Sir Wilfred Thesiger, hailed as one of the 20th Century's great explorers, died this week at the age of 93. The BBC's Frank Gardner knew him well.
Squatting on a woven wool cushion, his legs tucked beneath him, Sir Wilfred Thesiger looked uncomfortable. "This infernal air-conditioning", he complained, "why can't they turn it off?"
We were sitting in the lobby of a five-star hotel in Abu Dhabi, waiting to be summoned to the ruler's palace, for an audience with the sheikh.
Thesiger's companions would try to pass him off as a travelling merchant
It was four summers ago and the heat outside was so intense the windows had steamed up and the plants had wilted.
Thesiger was back in the Gulf for a book launch and a farewell visit to his old Arab friends. Now he was impatient. The man who had journeyed deep into the Empty Quarter of Arabia by camel was ill at ease in a modern hotel.
When the limousine arrived he sat scowling in the back, looking wistfully at the desert as it flashed past the tinted windows.
Then we were at the palace. Barriers lifted, men saluted, servants in white robes and curved daggers were ushering us inside. One of the world's greatest living explorers was greeted by the world's oldest living ruler.
Thesiger had gone hunting with Sheikh Zayed Al-Nahyan in the late 1940s.
Now they shared a joke about how the sheikh had shot a rabbit and thrown it to his dog, only to see Thesiger snatch it back and eat it himself. Those were lean, hungry days before the oil boom.
The Bedu tribesmen who travelled across the rippling sands with Thesiger then had few possessions save for their rifles and their camels. Life could be measured in the time it took to travel between distant wells of drinking water. Miscalculations were often fatal.
On two gruelling journeys he made half a century ago, Thesiger criss-crossed a part of Arabia so inhospitable that even today few will venture into it.
Accompanied by small bands of loyal guides, he traversed 200-metre sand dunes and treacherous quicksands. Speaking fluent Arabic, he dressed as a Bedu with dagger and gunbelt. When travelling amongst hostile tribes Thesiger's companions used to try to pass him off as a travelling merchant.
Thesiger journeyed deep into the Empty Quarter of Arabia
At almost two metres tall, the story didn't always wash, and once he was caught and briefly imprisoned on the orders of the Saudi ruler, Ibn Saud.
But by the time I first met Thesiger, in the 1970s, the simple life of the desert nomads had all but vanished, and he was bitter and disillusioned.
"The Arabs have been ruined by oil," he told me, as we sat in his sitting room in London.
He complained that the qualities he'd once found in the Bedu tribesmen - those of courage, endurance and generosity - had all been corrupted by the comforts of urban life in the new oil towns of the Gulf.
It's true that much of the Middle East has been changed for ever by oil. But the time-honoured Arab traits of boundless hospitality, respect for elders, and unstinting charity have all survived the whirlwind of modernisation
I was not convinced, but what did I know? I was a teenager then, who'd never been near the Middle East. But there was something about those journeys that fascinated me. I resolved to learn Arabic and study Islam at university.
It was the best decision I ever made. In the years that followed I came to live and work in several Arab countries, including a stint in the Jordanian desert with the Bani Howaitat tribe.
It's true that much of the Middle East has been changed for ever by oil. But the time-honoured Arab traits of boundless hospitality, respect for elders, and unstinting charity have all survived the whirlwind of modernisation.
When back in London I would call in on Thesiger for advice, or simply to listen to his tales of desert life before oil.

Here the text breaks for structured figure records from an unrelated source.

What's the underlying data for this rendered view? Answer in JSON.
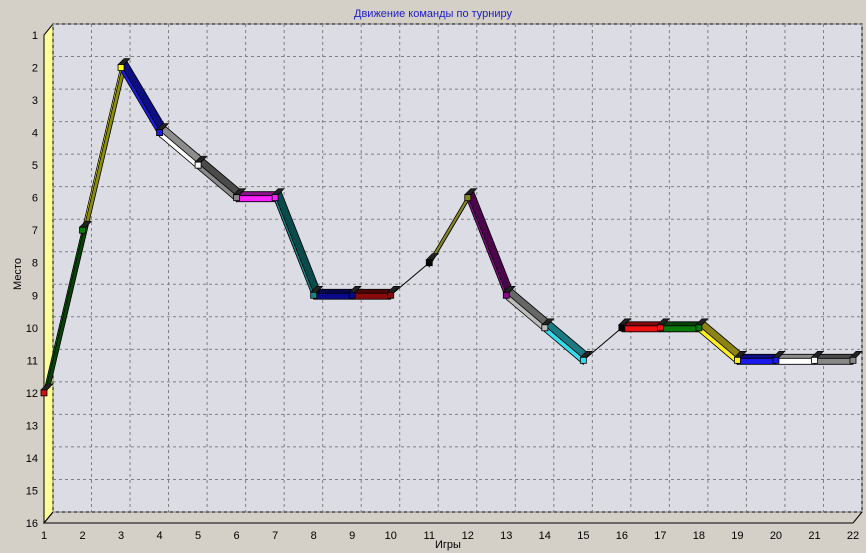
{
  "chart_data": {
    "type": "line",
    "title": "Движение команды по турниру",
    "xlabel": "Игры",
    "ylabel": "Место",
    "x": [
      1,
      2,
      3,
      4,
      5,
      6,
      7,
      8,
      9,
      10,
      11,
      12,
      13,
      14,
      15,
      16,
      17,
      18,
      19,
      20,
      21,
      22
    ],
    "series": [
      {
        "values": [
          12,
          7,
          2,
          4,
          5,
          6,
          6,
          9,
          9,
          9,
          8,
          6,
          9,
          10,
          11,
          10,
          10,
          10,
          11,
          11,
          11,
          11
        ]
      }
    ],
    "segment_colors": [
      "#0a7a0a",
      "#ffff22",
      "#1a1aee",
      "#ffffff",
      "#888888",
      "#ff22ff",
      "#118888",
      "#0a0a88",
      "#880a0a",
      "#000000",
      "#888822",
      "#880a88",
      "#bbbbbb",
      "#33ddee",
      "#000000",
      "#ee1111",
      "#0a7a0a",
      "#ffee22",
      "#1a1aee",
      "#ffffff",
      "#888888"
    ],
    "xlim": [
      1,
      22
    ],
    "ylim": [
      16,
      1
    ],
    "y_inverted": true,
    "grid": true,
    "colors": {
      "background": "#d4d0c8",
      "plot_area": "#ffffff",
      "grid": "#808080",
      "axis_wall": "#ffff99",
      "title": "#1c1ccc"
    }
  }
}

I would cook us omelettes, he would poor me a glass of stale wine - he never drank alcohol himself.
He told me how sometimes he and his Bedu guides used to sit down at the end of a day's trekking, famished with hunger, to eat a small gazelle they had shot for supper.
Then strangers would appear on the horizon and Bedu custom demanded that they gave up their meal to the uninvited guests.
The region ceased to have meaning for Thesiger after the advent of the oil boom
Thesiger admitted he would sit there fuming while his Arab companions begged the guests to eat up every last scrap of food.
While I've never been in quite that situation, I have, as a journalist, known Arabs to take substantial risks on my behalf.
I'm thinking particularly here of the two Yemeni tribesmen who, within an hour of meeting me, were happy to escort me into bandit country to do a story on kidnapping.
For them it was a point of honour that I should not get kidnapped myself, or harmed in any way.
So curiously, despite my admiration for Sir Wilfred Thesiger's journeys, his literary masterpieces and his memorable black-and-white photographs, we always agreed to disagree on the Middle East.
For him, it was a region that ceased to have any meaning after the advent of the oil boom. For me, it was, is, and always will be, a place of endless fascination, a place I might never have known had I not taken tea with Thesiger one afternoon in London, all those years ago.